Kanchanaburi is where the bridge crosses the River Kwai, subject of one of the most beloved war stories in cinema. The real sufferings of those prisoners has also been well chronicled, but, even so, Richard Flanagan’s novel The Narrow Road to the Deep North, which drew on his own father’s experience, found a new kind of narrative behind that history: a story of trauma that bleeds from war into a difficult peace and, while largely unspoken, lasts a lifetime, His novel went on to win the Booker Prize, the top international prize for literature in English.

Adapted as a five-part series by Australian director Justin Kurzel, The Narrow Road to the Deep North tells the story of Dorrigo Evans, a mild-natured medical student who habitually carries a book of poetry in his pocket, following him first as a hesitant youth, conscripted as an army medic and captured by the Japanese, and then through the long, ostensibly successful life that follows, when he becomes a surgeon, art patron and reluctant ribbon-cutting war hero.

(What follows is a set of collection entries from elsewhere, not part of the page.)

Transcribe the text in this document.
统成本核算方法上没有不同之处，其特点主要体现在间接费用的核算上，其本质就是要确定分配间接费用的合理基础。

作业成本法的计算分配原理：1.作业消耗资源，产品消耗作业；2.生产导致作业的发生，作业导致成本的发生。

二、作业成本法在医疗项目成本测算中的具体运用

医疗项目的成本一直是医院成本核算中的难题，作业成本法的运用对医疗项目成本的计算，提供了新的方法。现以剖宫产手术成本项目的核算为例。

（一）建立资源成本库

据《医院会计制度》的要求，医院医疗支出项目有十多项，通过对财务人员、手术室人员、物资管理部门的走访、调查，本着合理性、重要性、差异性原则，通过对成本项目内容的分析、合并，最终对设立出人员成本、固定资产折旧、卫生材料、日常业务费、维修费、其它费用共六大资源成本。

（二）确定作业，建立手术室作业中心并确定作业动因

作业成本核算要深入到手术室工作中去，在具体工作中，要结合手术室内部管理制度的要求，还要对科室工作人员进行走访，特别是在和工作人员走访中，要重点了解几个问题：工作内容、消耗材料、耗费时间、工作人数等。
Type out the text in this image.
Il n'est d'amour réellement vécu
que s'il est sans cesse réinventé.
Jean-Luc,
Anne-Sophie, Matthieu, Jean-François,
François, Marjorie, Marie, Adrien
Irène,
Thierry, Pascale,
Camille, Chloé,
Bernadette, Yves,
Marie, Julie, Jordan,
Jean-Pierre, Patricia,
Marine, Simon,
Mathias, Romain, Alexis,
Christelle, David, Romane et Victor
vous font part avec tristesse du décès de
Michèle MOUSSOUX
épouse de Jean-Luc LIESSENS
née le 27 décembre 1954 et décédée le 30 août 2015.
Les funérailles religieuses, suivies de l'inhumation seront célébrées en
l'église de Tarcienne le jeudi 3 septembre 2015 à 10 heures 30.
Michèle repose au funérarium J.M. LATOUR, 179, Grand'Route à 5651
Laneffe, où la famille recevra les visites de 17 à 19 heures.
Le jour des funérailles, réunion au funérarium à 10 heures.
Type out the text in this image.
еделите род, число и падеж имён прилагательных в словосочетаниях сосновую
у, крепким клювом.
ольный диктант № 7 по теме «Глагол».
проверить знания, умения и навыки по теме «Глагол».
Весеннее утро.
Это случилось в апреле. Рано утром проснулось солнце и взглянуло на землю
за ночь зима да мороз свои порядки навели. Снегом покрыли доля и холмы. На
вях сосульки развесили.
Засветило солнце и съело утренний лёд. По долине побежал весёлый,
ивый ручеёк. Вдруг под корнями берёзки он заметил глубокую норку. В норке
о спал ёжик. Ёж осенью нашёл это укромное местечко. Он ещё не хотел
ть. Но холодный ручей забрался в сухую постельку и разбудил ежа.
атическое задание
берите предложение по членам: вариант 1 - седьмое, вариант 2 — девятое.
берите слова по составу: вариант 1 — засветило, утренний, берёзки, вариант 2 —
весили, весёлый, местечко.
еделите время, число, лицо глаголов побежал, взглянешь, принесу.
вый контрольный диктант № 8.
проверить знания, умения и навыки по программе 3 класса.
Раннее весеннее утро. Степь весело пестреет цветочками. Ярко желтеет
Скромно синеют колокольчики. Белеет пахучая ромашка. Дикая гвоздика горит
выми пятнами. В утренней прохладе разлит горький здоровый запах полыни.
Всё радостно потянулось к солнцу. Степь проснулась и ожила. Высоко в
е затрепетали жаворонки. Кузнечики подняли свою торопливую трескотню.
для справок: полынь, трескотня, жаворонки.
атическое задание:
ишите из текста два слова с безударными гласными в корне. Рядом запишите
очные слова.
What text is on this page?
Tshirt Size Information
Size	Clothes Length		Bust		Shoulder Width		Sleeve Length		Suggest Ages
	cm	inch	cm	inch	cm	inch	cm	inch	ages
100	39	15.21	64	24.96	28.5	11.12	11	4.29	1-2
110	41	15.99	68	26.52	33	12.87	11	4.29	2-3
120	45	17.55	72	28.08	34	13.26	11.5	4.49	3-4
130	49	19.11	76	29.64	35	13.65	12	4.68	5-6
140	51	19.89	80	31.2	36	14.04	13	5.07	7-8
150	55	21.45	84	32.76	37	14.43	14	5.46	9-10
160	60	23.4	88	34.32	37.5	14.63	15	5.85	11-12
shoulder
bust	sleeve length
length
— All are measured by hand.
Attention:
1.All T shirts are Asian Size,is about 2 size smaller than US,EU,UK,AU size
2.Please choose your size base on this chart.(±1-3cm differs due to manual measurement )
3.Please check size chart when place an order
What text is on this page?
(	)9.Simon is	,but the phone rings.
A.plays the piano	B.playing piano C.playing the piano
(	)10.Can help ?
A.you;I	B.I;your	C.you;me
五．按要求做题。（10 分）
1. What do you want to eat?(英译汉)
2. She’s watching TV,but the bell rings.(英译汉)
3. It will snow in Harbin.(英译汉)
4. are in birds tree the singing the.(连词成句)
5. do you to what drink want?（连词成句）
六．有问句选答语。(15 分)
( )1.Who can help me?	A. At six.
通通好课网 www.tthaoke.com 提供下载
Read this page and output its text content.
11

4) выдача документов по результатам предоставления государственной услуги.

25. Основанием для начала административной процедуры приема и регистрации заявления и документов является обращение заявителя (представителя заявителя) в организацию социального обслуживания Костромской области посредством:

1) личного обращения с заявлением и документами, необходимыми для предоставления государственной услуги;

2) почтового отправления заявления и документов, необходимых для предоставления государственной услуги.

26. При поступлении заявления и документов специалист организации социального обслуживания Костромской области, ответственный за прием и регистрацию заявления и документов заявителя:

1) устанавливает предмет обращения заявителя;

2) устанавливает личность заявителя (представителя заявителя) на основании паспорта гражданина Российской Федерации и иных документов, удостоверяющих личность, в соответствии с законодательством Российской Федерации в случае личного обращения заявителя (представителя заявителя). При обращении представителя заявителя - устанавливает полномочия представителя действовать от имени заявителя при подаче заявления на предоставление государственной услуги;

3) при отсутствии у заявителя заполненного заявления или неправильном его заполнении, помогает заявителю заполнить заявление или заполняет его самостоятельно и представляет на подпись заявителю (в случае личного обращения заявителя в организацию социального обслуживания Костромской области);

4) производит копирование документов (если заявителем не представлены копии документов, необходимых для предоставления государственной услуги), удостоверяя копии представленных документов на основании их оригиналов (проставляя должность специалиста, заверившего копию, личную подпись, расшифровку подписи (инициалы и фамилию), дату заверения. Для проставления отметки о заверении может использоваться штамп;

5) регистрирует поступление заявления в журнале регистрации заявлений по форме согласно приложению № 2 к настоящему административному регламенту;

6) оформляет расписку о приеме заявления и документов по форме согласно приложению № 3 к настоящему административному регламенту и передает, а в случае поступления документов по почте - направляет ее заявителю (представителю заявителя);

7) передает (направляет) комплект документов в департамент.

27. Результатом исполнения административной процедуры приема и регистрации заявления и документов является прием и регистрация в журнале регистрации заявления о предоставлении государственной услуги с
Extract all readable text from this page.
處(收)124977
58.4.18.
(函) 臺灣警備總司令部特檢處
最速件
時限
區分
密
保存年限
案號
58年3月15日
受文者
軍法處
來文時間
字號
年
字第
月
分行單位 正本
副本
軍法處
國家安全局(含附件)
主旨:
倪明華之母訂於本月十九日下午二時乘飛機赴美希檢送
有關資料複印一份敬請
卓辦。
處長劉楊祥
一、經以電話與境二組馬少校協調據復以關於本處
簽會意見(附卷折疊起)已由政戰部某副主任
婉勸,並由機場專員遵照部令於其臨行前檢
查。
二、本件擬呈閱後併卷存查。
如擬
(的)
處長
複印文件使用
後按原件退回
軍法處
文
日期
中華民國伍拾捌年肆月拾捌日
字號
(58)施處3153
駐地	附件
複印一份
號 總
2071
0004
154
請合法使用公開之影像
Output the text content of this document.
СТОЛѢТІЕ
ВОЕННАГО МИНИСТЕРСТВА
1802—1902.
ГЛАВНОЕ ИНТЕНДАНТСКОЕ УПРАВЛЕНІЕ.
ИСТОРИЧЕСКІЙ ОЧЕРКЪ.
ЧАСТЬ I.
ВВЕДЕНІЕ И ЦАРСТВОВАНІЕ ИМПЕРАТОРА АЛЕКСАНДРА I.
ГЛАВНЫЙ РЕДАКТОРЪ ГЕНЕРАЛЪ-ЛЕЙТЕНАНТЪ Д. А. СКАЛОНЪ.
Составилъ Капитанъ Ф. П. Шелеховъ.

In the first two episodes, shown at the Berlinale, the narrative slides between two periods: 1943 and 1989. Jacob Elordi plays Dorrigo Evans’ younger self, stumbling into an engagement with a girlfriend from a wealthy family (Olivia DeJonge) while falling in love with his uncle’s wife Amy (Odessa Young), a bohemian youngster who has clearly done some regrettable matrimonial stumbling herself.